What a shame that this issue is so glibly brushed aside. In pursuing its interventionist agenda, the MED has simply assumed its way past the most crucial issue – that is, establishing that New Zealand businesses somehow deserve this level of regulatory supervision. The working logic seems to be that if we didn’t get to regulate them, there must be something wrong with the system! This attitude is perplexing. MED must address the question of whether a country and economy as small as ours can afford to lower the thresholds at which regulatory intervention is justified, dragging more and more industries into the tundra that is economic regulation. The dangers of importing "regulatory best practice" from economies many times our size are self-evident. A pervasive regulatory regime overlaying a modest commercial prize will turn the private sector right off – quite opposite in effect then to the supposed pro-investment agenda underpinning the proposed reforms.

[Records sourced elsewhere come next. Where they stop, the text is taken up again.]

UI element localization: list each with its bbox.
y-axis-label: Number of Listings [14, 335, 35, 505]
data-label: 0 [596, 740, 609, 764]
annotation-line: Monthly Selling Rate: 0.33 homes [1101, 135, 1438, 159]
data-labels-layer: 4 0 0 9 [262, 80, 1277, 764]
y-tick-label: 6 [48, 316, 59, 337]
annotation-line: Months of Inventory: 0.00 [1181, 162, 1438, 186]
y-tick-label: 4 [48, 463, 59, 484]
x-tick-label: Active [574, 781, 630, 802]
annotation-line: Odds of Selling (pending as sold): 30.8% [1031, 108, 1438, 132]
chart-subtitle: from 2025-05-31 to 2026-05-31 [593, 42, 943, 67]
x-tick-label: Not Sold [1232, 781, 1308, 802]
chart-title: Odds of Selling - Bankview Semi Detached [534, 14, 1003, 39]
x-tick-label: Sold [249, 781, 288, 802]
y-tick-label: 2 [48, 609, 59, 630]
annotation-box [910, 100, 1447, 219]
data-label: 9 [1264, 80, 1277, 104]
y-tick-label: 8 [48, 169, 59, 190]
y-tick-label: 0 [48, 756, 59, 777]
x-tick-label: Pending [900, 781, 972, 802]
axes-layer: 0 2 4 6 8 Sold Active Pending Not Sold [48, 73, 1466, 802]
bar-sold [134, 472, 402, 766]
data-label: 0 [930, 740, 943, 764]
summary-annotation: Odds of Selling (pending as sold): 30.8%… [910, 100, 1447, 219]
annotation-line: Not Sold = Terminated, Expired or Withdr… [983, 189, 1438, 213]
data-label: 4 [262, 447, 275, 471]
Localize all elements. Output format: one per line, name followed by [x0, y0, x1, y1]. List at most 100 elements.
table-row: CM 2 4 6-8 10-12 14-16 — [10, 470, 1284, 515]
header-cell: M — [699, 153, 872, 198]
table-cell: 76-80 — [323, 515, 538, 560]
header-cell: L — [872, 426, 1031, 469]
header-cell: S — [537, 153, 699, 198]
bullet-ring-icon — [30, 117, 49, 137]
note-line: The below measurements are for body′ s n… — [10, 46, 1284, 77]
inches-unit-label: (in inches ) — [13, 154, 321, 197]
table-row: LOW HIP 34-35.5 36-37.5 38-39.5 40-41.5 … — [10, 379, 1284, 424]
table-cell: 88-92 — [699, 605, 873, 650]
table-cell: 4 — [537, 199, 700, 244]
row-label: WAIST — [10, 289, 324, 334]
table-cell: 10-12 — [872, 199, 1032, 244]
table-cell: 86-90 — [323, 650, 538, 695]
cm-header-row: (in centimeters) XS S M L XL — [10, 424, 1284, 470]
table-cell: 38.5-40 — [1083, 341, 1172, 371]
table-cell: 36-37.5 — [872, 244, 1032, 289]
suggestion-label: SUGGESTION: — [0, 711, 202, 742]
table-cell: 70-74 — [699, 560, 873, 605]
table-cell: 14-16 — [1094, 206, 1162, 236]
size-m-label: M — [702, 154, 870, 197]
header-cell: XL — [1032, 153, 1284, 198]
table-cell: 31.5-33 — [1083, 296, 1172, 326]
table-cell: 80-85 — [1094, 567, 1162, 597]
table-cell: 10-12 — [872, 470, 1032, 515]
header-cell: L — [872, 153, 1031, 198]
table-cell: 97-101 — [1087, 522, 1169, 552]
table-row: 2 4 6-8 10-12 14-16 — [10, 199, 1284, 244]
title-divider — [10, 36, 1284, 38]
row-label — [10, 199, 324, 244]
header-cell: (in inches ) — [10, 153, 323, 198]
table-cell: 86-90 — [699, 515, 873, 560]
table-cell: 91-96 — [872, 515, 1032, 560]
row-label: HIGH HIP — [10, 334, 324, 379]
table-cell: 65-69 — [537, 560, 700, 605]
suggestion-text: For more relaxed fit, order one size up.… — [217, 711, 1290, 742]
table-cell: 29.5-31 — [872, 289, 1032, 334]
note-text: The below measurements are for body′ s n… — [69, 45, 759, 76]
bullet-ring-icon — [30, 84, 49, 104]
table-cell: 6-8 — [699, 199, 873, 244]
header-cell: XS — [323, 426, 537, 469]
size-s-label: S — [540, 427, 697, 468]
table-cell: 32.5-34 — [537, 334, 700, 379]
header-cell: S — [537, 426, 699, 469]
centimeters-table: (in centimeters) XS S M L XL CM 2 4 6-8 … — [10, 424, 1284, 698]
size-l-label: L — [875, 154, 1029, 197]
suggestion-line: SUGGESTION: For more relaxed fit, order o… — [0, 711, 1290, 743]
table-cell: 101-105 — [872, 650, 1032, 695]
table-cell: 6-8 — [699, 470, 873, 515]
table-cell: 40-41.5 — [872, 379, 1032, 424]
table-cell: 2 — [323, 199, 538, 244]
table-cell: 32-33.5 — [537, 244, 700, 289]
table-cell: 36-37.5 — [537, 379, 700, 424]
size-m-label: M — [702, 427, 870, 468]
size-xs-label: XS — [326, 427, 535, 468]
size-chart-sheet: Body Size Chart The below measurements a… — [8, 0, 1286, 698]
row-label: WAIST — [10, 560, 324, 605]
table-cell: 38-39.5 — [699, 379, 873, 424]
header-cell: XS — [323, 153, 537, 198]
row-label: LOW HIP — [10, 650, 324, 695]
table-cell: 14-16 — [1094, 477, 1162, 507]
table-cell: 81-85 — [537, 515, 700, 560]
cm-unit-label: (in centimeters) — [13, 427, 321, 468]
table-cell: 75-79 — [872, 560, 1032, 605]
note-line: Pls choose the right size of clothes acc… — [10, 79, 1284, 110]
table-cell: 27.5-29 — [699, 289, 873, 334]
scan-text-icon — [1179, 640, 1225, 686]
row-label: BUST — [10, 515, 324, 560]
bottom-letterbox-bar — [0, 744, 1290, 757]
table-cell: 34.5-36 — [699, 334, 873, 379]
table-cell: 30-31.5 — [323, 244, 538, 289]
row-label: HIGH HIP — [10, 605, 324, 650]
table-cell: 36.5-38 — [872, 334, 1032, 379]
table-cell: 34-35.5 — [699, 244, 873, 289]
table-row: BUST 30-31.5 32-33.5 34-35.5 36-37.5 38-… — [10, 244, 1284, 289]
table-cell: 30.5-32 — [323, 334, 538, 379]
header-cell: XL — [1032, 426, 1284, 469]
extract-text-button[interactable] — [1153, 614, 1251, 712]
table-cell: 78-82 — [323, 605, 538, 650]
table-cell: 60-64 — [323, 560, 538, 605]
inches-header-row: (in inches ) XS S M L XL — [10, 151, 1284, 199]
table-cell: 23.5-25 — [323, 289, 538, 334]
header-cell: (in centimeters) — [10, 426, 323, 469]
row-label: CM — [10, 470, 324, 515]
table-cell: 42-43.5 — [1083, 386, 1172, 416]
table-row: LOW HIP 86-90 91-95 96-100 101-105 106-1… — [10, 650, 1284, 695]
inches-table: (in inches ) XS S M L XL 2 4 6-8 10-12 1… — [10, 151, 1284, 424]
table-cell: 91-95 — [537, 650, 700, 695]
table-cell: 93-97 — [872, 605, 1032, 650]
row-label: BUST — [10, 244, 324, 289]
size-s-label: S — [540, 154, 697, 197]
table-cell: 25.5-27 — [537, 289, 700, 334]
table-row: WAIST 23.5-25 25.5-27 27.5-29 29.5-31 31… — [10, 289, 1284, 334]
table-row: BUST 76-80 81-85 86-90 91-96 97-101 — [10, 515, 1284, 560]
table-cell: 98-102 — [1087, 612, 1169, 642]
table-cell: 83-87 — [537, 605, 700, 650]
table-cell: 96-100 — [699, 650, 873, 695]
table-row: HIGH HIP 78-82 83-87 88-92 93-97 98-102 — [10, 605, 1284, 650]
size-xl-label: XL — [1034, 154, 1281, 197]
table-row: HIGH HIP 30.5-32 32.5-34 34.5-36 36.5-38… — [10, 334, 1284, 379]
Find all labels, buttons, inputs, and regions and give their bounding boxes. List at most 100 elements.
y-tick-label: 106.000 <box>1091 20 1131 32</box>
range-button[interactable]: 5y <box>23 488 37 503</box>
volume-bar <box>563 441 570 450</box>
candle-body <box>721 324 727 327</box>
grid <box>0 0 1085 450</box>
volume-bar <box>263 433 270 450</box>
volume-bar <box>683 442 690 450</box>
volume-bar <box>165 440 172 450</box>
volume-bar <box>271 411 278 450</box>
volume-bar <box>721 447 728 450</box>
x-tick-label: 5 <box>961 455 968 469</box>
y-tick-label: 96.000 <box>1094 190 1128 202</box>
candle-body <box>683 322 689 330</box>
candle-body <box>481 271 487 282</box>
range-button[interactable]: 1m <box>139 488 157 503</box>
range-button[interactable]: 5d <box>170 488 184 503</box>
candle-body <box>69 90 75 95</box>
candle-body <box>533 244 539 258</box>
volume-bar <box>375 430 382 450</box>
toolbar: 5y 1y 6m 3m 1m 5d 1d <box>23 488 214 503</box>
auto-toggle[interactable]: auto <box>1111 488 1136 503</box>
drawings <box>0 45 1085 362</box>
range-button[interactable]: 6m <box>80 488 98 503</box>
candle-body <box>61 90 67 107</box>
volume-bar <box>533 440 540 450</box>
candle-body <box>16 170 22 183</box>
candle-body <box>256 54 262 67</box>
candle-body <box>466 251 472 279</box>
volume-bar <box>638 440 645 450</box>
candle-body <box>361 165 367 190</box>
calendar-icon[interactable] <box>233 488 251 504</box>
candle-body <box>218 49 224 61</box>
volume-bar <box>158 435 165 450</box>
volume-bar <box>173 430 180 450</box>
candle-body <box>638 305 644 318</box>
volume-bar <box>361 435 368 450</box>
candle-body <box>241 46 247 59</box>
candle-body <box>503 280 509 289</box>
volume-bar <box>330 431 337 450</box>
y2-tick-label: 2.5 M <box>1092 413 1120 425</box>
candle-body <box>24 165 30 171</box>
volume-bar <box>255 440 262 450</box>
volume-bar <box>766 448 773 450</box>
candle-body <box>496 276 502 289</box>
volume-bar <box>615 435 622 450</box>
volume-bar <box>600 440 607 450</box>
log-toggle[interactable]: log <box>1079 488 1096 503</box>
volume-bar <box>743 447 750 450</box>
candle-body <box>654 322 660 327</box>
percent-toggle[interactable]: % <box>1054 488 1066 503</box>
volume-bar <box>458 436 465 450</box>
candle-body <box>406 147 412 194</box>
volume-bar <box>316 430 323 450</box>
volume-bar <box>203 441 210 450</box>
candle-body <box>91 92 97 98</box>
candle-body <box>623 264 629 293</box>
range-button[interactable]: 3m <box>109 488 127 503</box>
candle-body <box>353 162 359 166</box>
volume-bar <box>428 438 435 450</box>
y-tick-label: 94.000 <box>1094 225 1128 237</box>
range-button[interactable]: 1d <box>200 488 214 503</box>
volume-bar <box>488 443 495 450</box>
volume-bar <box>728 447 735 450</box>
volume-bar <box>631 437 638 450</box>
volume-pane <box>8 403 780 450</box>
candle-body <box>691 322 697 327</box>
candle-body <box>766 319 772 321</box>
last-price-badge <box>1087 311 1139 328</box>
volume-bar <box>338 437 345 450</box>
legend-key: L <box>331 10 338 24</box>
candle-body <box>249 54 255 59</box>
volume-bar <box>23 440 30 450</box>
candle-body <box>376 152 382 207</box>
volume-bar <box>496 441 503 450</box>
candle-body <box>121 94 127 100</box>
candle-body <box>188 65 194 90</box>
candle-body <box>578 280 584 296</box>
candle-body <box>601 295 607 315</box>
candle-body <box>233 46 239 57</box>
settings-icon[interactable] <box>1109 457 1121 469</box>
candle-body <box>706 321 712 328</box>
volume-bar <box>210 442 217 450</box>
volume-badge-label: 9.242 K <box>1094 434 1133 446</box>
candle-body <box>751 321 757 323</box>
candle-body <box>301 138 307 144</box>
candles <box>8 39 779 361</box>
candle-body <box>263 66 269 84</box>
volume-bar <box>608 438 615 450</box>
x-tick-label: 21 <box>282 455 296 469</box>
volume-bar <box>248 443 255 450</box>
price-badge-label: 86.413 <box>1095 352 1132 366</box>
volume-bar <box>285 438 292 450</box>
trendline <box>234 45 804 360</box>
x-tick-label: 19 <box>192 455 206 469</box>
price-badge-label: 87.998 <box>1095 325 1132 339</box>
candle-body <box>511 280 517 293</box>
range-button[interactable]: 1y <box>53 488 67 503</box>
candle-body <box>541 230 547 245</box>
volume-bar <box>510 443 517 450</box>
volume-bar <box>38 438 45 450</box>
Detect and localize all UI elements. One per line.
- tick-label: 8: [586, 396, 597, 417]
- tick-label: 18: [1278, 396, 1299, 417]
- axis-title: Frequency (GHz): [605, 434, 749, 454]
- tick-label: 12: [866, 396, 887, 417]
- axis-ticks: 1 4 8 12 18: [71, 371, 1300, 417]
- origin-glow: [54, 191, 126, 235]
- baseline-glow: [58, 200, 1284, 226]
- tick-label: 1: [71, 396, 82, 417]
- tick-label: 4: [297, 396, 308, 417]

So, in making their views know to the MED, businesses need to look past the pro-investment rhetoric of its Discussion Document and focus on the wider anti-investment implications. Unfortunately, as they were in the mid-80s, New Zealand businesses today are becoming increasingly accustomed to and accepting of the intrusiveness and cost of regulation. And MED seems set to take advantage. Businesses harbouring concerns about the direction proposed in MED’s Discussion Document should stand up and be counted. They can of course make their views known through the submissions process.